In the examples he showed how a short passage was translated by three different writers. The first was a E. Talbot Donaldon’s prose translation which, in defiance of my misguided disdain towards prose translations of verse, was generally regarded as one of the most accurate. It was also, of the three, the most soporific. As Niles put it, “To praise a prose trot of an extravagantly poetic work by claiming that it is “faithful” adds a wry twist to the concept of keeping faith.” Alexander’s came off very well and Stanley Greenfield’s was clearly Niles’ favourite, although too liberal for my tastes. At the end I was a few steps closer at understanding the heavyweight task with which translator’s were faced and therefore much more appreciative of their creativity.
Having written that I now remember why I began looking for reviews. In the introduction to The Keys of Middle Earth, the writers quoted from Seamus Heaney’s translation and, well, I was not impressed. I grumbled about how a certain phrase sounded a tad contemporary to me, something about a sword hilt being “engraved all over”, a minor thing, you might say, but I became suspicious. I went to Amazon to use the “Search Inside” and it was worse than I thought. It’s not that it was too modern — it was too BORING. Take a look at Alexander’s exciting opening. I admit that the first word made me giggle a bit because I imagined some weird jester sort in tights calling out in court, but at least it got my attention. It is more accurate, judging from the literal translations of two scholars, and it sounds…Olde Englishey!
We have heard of the thriving of the throne of Denmark,
how the folk-kings flourished in former days,
how those royal athelings earned that glory.
Here is Heaney’s.
So. The Spear-Danes in days gone by
and the kings who ruled them had courage and greatness.

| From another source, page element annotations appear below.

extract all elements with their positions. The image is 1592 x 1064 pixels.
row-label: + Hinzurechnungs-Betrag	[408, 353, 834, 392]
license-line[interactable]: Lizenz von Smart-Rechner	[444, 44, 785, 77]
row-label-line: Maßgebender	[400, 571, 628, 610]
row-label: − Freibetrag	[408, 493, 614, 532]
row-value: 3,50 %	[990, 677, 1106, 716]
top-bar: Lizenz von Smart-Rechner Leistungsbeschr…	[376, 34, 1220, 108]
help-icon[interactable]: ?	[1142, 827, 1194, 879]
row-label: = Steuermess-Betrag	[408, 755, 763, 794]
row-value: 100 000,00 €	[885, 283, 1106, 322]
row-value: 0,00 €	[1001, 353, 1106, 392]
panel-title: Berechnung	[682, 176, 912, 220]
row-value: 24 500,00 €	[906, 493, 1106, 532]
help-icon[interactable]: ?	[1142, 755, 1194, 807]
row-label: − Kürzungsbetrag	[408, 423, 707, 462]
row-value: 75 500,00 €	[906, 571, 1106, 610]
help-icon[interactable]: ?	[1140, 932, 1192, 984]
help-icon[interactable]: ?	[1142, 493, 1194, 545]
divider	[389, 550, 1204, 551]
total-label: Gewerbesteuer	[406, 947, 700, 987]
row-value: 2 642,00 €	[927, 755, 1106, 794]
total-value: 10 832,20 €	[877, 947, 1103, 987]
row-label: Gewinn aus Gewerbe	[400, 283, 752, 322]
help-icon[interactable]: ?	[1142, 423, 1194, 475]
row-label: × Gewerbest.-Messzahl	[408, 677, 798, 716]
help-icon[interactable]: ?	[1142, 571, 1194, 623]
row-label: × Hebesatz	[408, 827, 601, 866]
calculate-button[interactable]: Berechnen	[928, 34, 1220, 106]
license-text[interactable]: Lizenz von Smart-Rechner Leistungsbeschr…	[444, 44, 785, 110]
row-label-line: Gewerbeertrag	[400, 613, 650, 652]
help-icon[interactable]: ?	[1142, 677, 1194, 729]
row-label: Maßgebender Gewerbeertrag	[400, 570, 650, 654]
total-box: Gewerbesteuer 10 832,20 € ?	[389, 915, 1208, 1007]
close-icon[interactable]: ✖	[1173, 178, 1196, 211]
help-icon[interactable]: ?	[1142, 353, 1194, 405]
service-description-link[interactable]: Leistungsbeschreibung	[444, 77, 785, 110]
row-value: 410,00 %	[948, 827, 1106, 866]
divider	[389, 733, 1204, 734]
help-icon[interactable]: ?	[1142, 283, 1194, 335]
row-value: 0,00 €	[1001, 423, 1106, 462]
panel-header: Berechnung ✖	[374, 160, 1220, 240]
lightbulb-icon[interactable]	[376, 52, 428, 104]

We have heard of those princes’ heroic campaigns.
Whoa, whoa, don’t fall asleep there, grab a coffee. Could he sound more bored. “So”? “SO”? Who starts anything like that, I ask you! He might as well have flicked his wrist, rolled his eyes, and turned on the tv before he continued. On the other hand Alexander does not only depend on “Attend”, but uses the words “thriving”, “flourished” and “glory” to lend great energy and force to the lines. I never, ever seem to get the popular, critically acclaimed translations. But I will buy the stupid thing: I made a vow to give Old English translators a break, and the local store has an illustrated edition which promises a lot of pretty, pretty pictures. (Personally, I would have been satisfied with photographs of the Sutton Hoo artefacts, but I guess that was not flashy enough.) Beowulf sparked my visual imagination and I was excited about a John Howe illustrated edition, until I saw it was some crappy modern retelling; I’m not that desperate. Also, I just noticed that John D. Niles himself has something to do with the Heaney book. It all comes together.
So. If you try the book and are having problems, I would suggest finding a point of interest that can act as an entrance into the work. That strategy has worked wonders for me. For a few minutes, I even abandoned all sense and considered learning Old English.
¹Niles, John D. “Rewriting Beowulf: The Task of Translation.” College English 55.8 (1993): 858.